BLITZER: So you hear about that.

Tom, we're told there's no more active digging going on, on that property, no more searching. So it would appear police believe they've collected enough evidence, there's nothing left there to go through. Is that your assessment?

FUENTES: Yes. I think so, or they wouldn't have released the property for other people to be walking around there and released for remains. So they're finished at that site. And chances are they may have come up with nothing as far as the implication of Jesse Matthew murdering her, the decomposition, the evidence just might not be there to show, because we already know they were together.

So just finding his DNA on her pants or other remains there won't help. They need to find more specific indication that he was the last person with her, and I think the key to that is going to be whatever they found in his apartment, in his car, did he take a souvenir, did he take jewelry, a cell phone, money or billfold, underwear. You know, often these guys take some souvenir that they can reminisce.

BLITZER: All right. We'll see what they learn.

Tom Fuentes, thanks very much. Coy Barefoot, thanks to you, as well.

Coming up, Ebola test results are due any time now for a 5-year-old boy hospitalized with a fever after visiting West Africa.
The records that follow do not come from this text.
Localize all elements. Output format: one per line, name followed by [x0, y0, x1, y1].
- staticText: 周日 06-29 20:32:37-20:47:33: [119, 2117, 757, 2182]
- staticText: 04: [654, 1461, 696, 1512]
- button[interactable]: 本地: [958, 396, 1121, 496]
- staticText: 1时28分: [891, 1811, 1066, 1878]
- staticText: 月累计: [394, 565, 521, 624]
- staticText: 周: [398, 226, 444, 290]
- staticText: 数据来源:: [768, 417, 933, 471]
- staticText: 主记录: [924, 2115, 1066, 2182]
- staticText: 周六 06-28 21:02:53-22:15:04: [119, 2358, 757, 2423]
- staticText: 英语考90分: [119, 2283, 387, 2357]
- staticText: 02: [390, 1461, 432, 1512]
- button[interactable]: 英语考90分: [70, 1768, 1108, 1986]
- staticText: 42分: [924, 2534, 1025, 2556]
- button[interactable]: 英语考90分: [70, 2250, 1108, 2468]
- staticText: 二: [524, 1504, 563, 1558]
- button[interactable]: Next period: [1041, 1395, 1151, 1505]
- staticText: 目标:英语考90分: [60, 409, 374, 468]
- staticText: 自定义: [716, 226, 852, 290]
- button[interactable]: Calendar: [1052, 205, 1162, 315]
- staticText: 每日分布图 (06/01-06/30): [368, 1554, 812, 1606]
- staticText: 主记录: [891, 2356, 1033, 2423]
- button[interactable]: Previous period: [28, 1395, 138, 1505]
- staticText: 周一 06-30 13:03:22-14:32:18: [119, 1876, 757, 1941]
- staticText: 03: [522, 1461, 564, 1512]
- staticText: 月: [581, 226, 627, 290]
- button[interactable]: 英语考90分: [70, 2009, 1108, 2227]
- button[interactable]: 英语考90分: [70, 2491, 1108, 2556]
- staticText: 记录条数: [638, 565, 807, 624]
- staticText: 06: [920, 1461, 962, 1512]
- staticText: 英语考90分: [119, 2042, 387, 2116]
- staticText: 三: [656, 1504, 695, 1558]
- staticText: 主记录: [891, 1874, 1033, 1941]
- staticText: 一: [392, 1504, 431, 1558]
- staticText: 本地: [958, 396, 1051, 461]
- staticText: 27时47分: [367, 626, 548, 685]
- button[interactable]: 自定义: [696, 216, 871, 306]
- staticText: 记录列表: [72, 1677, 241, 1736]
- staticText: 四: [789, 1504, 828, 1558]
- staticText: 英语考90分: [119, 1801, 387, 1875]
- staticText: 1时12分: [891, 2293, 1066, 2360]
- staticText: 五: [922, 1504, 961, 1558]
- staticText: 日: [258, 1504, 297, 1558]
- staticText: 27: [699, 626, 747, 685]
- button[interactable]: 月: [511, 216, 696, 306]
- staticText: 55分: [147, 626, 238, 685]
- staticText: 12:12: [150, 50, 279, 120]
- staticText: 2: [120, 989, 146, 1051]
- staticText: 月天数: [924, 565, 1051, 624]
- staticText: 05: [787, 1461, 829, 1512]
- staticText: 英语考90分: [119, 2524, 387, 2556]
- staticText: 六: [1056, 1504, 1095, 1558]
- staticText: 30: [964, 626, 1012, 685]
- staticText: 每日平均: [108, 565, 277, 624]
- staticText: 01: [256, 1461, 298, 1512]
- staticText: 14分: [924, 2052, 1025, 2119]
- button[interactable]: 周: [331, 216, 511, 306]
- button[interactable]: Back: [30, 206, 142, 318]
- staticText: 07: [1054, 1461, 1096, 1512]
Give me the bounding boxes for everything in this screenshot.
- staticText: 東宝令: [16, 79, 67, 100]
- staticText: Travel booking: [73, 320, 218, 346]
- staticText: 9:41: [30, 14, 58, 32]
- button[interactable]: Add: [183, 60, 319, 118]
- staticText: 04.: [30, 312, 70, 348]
And a U.S. general and a number of troops are quarantined after their work in West Africa. So why isn't the Pentagon calling it a quarantine?

(COMMERCIAL BREAK)

BLITZER: Happening now, breaking news. New Ebola guidelines. The Centers for Disease Control moves to end the controversy over patchwork quarantine rules that have sparked a very public battle involving the White House. The New Jersey governor Chris Christie and a nurse who says her rights were violated.